Questions on this form provided to Malone include, Meuser said in a phone call Friday, “Do you accept payment before customers get your product or service? How are funds managed until the product or service is fulfilled? Do you anticipate additional liquidity needs in the next six months?”
Meuser said Stripe didn’t inform Malone of this alternative when it demanded he send them his bank data to continue receiving Substack income. That option does not appear in the email from Stripe to Malone that Meuser sent The Federalist.
Bank risk assessments that penalize political and social views appear to have resulted in the debanking of conservatives including Brexit leader Nigel Farage. After a portion of Donald Trump rallygoers rioted at the U.S. Capitol on Jan. 6, 2021, while Trump tweeted at them to “go home,” Stripe and Paypal denied further service to the Trump campaign. Substack, X, and Locals all use Stripe to let creators earn money using their platforms. Substack didn’t return Federalist requests for comment.
Libs of TikTok account creator Chaya Raichik posted in February that Stripe had also disabled her account: “They’re also holding onto my funds and won’t release them. I called and emailed and they aren’t giving me a straight answer. This has been going on for a month. Nobody has been able to subscribe to my newsletter and my funds are frozen.” Stripe also attributed that instance to a minor technical error and restored Raichik’s payment processing.
Amid a heavy-handed federal vaccine mandate, Malone blew up the internet in 2022 in an interview with podcaster Joe Rogan. Malone told Rogan mRNA gene therapies labeled “vaccines,” which use technology Malone helped invent, have serious side effects that government and health officials were attempting to cover up. Malone also said he had experienced worrisome side effects from taking a Covid injection and wasn’t going to take boosters.
YouTube banned the interview from its No. 1 streaming video platform in the United States. Twitter banned Malone and clips of the interview. Rocker Neil Young yanked his archive from Spotify to pressure the platform to cancel Rogan for talking to Malone. Myriad corporate outlets including The Washington Post and New York Times wrote articles that pressured Spotify to cancel Rogan.
Rogan is Spotify’s No. 1 show, with 14.5 million listeners. He and Spotify inked a $250 million renewal last month.
Months later, lawsuits and journalist investigations uncovered that federal officials send internet platforms hit lists of Americans to censor and have developed algorithmic censorship tools to prevent another Malone-like exponential sharing of facts that dispute government claims from ever occurring again. Algorithmic censorship also prevents high-profile bannings that generate negative publicity for tech companies.

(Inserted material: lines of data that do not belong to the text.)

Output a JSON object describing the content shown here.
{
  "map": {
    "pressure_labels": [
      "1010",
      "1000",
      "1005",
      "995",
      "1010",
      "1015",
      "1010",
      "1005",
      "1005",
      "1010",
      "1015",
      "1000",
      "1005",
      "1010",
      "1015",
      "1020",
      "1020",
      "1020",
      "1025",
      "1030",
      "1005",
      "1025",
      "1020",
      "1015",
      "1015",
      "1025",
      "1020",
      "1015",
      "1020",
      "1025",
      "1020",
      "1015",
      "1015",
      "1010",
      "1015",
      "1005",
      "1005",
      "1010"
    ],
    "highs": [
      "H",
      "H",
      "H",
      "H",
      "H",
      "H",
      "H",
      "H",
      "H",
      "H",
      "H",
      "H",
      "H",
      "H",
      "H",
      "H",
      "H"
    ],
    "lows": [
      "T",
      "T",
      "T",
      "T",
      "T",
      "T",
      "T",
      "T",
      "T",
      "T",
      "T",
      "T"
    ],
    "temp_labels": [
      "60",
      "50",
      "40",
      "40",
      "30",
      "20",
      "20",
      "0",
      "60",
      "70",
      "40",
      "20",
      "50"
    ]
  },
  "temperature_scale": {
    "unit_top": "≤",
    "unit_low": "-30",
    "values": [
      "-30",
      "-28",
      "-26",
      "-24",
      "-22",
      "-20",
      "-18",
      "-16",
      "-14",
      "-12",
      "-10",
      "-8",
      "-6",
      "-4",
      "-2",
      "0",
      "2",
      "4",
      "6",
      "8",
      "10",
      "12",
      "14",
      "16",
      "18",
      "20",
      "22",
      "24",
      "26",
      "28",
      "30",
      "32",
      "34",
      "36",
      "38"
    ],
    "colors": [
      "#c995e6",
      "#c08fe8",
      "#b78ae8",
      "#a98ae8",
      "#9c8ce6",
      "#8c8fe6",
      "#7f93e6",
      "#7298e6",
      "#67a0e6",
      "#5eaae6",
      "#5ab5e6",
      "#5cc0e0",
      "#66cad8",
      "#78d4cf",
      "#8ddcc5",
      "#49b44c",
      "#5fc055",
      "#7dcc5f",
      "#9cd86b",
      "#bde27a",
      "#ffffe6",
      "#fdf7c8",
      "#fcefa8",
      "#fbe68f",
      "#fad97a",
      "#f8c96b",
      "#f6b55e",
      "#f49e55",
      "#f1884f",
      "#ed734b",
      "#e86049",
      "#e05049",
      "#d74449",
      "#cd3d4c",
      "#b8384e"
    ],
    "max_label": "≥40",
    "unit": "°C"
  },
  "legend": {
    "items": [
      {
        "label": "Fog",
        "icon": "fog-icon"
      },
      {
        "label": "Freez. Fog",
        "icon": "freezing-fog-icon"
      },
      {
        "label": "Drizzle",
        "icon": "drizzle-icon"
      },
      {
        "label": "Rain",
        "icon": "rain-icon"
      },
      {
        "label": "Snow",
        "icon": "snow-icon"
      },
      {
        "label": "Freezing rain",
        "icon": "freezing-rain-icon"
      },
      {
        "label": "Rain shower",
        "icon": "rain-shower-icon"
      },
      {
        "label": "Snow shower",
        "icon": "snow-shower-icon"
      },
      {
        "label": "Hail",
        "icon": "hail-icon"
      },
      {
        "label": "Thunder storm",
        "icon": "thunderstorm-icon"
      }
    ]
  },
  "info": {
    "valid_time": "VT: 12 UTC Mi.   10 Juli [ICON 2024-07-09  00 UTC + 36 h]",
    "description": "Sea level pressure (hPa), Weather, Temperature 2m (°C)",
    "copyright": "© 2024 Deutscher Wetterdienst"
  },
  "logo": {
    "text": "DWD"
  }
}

Congressional investigations have uncovered that federal agencies are recommending similar tools to financial institutions. Such tools enable financial surveillance, flagging as potential terrorists, and canceling bank accounts of Americans who engage in constitutionally protected actions such as buying Christian books and shopping at sporting goods stores.
The Viewpoint Diversity Score finds the majority of large banks’ policies allow them to cancel customers for constitutionally protected free speech. That project of the nonprofit law firm Alliance Defending Freedom also highlights the growing instances of Americans losing access to their bank accounts for disagreeing with government officials about health and social policy. Affected Americans include former Sen. Sam Brownback and a Tennessee charity that feeds starving African children.
Western nations including infamously Canada have used debanking as a repression tool to end constitutional self-government enabled by free speech and free assembly.